19Most of these traits are references to the master detective Sherlock Holmes who served as an inspiration for Gregory House (cf. Jackman 2010). I have explored his relationship to medical ethics and medical drama genre conventions with Bittner et al 2012 and in Armbrust 2013.

20Since no exact criteria are given for the discrimination between B and C plots, I will hence distinguish only main or ‘A-plots’ from ‘side plots’.

21Enabling/empowering factors are also an important element in classical plot models. Cf. the magical agent the hero has to acquire in Propp’s Morphology of the Folktale (function XIV), or function F in Kafalenos (2006, 7).

22The epistemological function of narrating is also central to theories of oral/conversational storytelling, which is seen as a “way of using language […] to imbue life events with a temporal and logical order, to demystify them and establish coherence across past, present, and as yet unrealized experience” (Ochs/Capps 2001).

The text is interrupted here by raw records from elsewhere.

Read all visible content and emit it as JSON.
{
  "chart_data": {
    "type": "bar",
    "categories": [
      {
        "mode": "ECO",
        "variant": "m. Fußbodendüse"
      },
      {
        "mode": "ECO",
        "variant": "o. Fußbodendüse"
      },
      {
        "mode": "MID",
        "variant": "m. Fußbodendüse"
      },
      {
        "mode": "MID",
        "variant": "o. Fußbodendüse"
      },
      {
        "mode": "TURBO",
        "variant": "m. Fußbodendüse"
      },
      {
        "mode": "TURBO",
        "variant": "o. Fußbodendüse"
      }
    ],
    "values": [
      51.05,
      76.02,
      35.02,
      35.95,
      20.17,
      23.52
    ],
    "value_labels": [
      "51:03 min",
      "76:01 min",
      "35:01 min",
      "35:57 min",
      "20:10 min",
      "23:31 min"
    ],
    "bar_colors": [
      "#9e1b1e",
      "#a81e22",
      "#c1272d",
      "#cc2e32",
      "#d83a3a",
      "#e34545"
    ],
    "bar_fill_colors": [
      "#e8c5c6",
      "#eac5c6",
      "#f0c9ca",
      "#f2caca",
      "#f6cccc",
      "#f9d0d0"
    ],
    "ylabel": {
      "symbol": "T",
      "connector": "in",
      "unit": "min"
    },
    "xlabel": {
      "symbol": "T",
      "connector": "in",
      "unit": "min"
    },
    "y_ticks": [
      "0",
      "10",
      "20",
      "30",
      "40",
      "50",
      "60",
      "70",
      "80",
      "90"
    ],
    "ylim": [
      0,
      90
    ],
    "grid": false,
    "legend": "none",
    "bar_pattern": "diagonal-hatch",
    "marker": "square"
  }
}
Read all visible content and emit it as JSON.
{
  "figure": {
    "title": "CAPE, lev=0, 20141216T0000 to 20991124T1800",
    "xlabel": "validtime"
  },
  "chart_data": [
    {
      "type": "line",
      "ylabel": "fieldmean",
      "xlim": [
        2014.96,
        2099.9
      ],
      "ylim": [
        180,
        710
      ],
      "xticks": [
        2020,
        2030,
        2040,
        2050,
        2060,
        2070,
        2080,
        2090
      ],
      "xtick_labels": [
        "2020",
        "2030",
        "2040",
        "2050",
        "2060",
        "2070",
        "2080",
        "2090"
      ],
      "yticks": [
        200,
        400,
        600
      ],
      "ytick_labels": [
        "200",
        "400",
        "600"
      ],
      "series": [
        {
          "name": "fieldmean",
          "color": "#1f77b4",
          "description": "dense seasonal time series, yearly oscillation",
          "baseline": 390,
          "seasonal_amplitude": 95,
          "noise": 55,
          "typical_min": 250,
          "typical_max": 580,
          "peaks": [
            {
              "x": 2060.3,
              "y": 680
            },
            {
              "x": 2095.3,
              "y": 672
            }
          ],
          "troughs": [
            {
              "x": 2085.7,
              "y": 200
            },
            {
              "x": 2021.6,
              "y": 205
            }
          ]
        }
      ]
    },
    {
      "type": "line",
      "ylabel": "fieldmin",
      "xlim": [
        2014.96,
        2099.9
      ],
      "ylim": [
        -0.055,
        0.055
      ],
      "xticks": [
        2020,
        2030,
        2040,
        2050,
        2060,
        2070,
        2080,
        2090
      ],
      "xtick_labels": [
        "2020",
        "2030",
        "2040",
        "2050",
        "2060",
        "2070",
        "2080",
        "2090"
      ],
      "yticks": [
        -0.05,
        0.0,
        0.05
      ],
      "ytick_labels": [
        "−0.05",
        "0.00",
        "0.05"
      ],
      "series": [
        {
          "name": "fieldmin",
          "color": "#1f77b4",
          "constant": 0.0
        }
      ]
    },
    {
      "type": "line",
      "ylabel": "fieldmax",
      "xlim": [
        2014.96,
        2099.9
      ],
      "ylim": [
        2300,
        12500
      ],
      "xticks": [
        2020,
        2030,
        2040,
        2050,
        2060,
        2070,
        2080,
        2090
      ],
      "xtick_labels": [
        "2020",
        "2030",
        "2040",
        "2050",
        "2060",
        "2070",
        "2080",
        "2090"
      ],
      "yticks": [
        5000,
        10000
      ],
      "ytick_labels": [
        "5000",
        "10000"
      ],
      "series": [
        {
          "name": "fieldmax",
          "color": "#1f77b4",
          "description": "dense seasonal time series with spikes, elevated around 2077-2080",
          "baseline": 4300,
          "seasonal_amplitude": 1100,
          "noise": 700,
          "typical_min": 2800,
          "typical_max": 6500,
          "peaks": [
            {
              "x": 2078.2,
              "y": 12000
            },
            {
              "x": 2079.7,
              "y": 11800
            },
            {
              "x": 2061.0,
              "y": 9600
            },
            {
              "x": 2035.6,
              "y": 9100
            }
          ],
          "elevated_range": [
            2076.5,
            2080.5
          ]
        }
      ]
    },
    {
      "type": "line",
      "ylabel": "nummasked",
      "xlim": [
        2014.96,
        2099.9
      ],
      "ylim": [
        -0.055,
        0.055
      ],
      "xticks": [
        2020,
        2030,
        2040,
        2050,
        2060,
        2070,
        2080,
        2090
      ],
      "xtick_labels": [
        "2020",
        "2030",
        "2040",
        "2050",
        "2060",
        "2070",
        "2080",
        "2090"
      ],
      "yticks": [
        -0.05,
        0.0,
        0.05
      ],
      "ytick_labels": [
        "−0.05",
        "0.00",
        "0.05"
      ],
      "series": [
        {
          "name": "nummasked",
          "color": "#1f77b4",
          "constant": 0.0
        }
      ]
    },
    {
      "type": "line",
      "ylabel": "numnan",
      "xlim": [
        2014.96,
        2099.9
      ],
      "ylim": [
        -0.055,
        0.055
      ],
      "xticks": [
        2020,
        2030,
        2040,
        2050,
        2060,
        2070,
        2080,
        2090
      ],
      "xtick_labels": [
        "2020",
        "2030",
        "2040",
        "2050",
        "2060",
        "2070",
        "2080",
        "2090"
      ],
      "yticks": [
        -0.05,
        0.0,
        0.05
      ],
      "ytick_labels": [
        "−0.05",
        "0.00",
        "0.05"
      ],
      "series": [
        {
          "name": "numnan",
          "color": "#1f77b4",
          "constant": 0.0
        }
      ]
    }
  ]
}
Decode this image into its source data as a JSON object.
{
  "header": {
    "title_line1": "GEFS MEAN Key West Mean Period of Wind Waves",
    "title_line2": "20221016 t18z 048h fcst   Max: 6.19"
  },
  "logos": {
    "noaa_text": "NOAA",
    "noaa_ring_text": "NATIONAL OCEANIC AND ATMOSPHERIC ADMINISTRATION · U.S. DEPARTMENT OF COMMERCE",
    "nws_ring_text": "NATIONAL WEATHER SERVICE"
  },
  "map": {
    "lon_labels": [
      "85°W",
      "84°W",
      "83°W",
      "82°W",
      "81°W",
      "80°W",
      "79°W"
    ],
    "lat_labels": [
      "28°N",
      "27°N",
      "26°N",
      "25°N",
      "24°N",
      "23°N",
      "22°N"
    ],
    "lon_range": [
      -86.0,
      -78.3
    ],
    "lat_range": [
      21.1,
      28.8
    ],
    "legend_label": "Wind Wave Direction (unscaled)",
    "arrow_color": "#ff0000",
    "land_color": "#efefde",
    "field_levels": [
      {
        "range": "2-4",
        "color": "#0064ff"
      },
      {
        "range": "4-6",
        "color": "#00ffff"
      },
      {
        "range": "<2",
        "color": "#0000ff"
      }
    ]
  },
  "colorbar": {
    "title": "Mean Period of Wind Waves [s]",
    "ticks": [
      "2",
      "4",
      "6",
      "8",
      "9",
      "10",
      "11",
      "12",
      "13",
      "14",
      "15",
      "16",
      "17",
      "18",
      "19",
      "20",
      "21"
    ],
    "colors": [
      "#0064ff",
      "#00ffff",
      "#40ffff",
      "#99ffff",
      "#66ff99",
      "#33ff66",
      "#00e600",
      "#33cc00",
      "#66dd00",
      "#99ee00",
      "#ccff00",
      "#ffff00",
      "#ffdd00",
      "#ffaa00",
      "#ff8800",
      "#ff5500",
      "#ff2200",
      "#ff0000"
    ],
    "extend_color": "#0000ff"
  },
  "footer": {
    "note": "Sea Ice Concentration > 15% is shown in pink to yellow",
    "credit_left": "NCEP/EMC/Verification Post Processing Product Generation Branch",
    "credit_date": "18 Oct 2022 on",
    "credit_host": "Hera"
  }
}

23There is no elaborate theoretical definition of arc. The common use of the term is compatible with my definition of plot as a problem-and-goal-related logic creating coherence between a set of events but applies only to plots created across episodes. See Newman’s use of arc (2006); see also the entry “Story Arc” in the Routledge Encyclopedia of Narrative Theory (Lunenfeld 2005).

24I draw upon the definitions of suspense and curiosity discussed by Todorov (1966), and Sternberg (2001) who also addresses surprise. Sternberg’s definitions are applied to the analysis of film and complex television by Bordwell (1985, 37 f.) and Mittell (2012, “Comprehension”).

25Cf. Eder 2008, esp. Ch. 10, for a thorough discussion of parameters for character analysis (also summarized in Eder 2010).

26How characters’ contributions affect their characterization is explored in more detail by Culpeper and McIntyre (2010), who evaluate contributions in light of expected and/or acceptable behavior in specific situations, i.e. according to knowledge structures discussed as “scripts” or “scenes.”

27According to screenwriting manuals for film based on a three act restorative structure (cf. Eder 1999 for a review), a film’s second act has twice the length of the first and third acts. This practically results in a division into quarters: The exposition occupies the first quarter of a film, the confrontation occupies quarters two and three, often marked by a prominent “mid-point,” while the resolution occupies the film’s last quarter (cf. Field 1984, Ch. 12).